Loin d’être le premier réseau social utilisé en Belgique, X est pourtant en tête des publications des politiques, un élément assez étonnant. Cela n’est pas du tout un reflet de la population, et de sa consommation des réseaux sociaux: 1,9 millions de Belges sont une fois par mois au minimum sur X. Et quand on regarde les chiffres de Xavier Degraux, ce réseau social est le plus utilisé par les partis politiques, à 46,7%, et même constat pour le total des posts “présidentiels“, il représente 47,8% (Instagram: 19,6 %, Facebook : 19,2%, TikTok : 7,6%, LinkedIn : 5,8% et YouTube : 0%). “Il y a un entre-soi politique et médiatique.
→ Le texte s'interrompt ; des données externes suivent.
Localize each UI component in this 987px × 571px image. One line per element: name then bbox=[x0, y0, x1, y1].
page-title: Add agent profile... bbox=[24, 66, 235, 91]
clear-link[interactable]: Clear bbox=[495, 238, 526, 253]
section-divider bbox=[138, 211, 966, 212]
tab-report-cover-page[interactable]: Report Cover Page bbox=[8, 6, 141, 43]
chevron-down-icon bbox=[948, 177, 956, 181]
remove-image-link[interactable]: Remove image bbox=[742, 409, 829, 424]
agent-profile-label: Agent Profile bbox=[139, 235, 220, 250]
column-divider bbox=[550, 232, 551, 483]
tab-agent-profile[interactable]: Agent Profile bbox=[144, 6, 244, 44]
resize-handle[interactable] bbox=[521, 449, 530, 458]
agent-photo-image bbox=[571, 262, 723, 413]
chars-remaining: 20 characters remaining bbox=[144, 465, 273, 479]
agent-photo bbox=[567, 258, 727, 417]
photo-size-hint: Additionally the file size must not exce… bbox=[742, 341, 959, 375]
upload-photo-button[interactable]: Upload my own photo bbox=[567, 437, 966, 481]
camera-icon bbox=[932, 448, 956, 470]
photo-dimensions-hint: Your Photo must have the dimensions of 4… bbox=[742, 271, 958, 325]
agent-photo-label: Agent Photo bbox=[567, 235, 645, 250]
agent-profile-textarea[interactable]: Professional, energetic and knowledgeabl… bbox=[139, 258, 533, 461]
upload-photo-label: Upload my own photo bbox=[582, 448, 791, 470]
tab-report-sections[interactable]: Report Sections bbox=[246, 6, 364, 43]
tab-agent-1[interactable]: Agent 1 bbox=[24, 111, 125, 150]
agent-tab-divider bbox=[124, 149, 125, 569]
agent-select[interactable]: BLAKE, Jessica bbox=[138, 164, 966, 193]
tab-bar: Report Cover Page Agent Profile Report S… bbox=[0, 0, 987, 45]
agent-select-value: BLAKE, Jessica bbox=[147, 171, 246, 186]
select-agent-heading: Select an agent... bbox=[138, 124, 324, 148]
Il est intéressant de savoir qui il reste finalement sur X. On a une bulle de pouvoir.” Prenons l’exemple de Georges-Louis Bouchez. “Il a scindé, c’est-à-dire qu’il a des réseaux sociaux qui lui servent à toucher certaines cibles: les gens, la population. Des personnes favorables à sa personne, à ses idées, etc., mais aussi où il vise finalement un peu de recrutement politique et va chercher de l’audience : c’est typiquement pour lui le rôle de Facebook et Instagram. À côté de ça, il a une strate politicienne où il fait de la politique via X. Et là, il va chercher quoi comme audience ? Non plus le grand public, mais ses pairs, la société civile au sens où elle est organisée et les médias. Il travaille avec un ciblage différent selon les plateformes.”

Et l’avenir?

Cette année a évidemment été spéciale, car doublement électoral. Les partis ont donc mis le paquet afin de tenter de convaincre les citoyens. Mais malgré tout, les choses bougent même en dehors de ce contexte. “On est face à un mouvement de communication politique qui s’élargit et s’approfondit. Il y a quelques années, dans les précédentes élections par exemple, les extrêmes occupaient l’essentiel du terrain. Aujourd’hui, c’est beaucoup plus réparti.” Il y a plusieurs années, l’extrême-droite flamande innovait avec ses communications payantes et massives. Ensuite, c’est la Wallonie qui a été touchée par le phénomène. “Les extrêmes ont créé la nouvelle norme. Ils ont fait changer le jeu.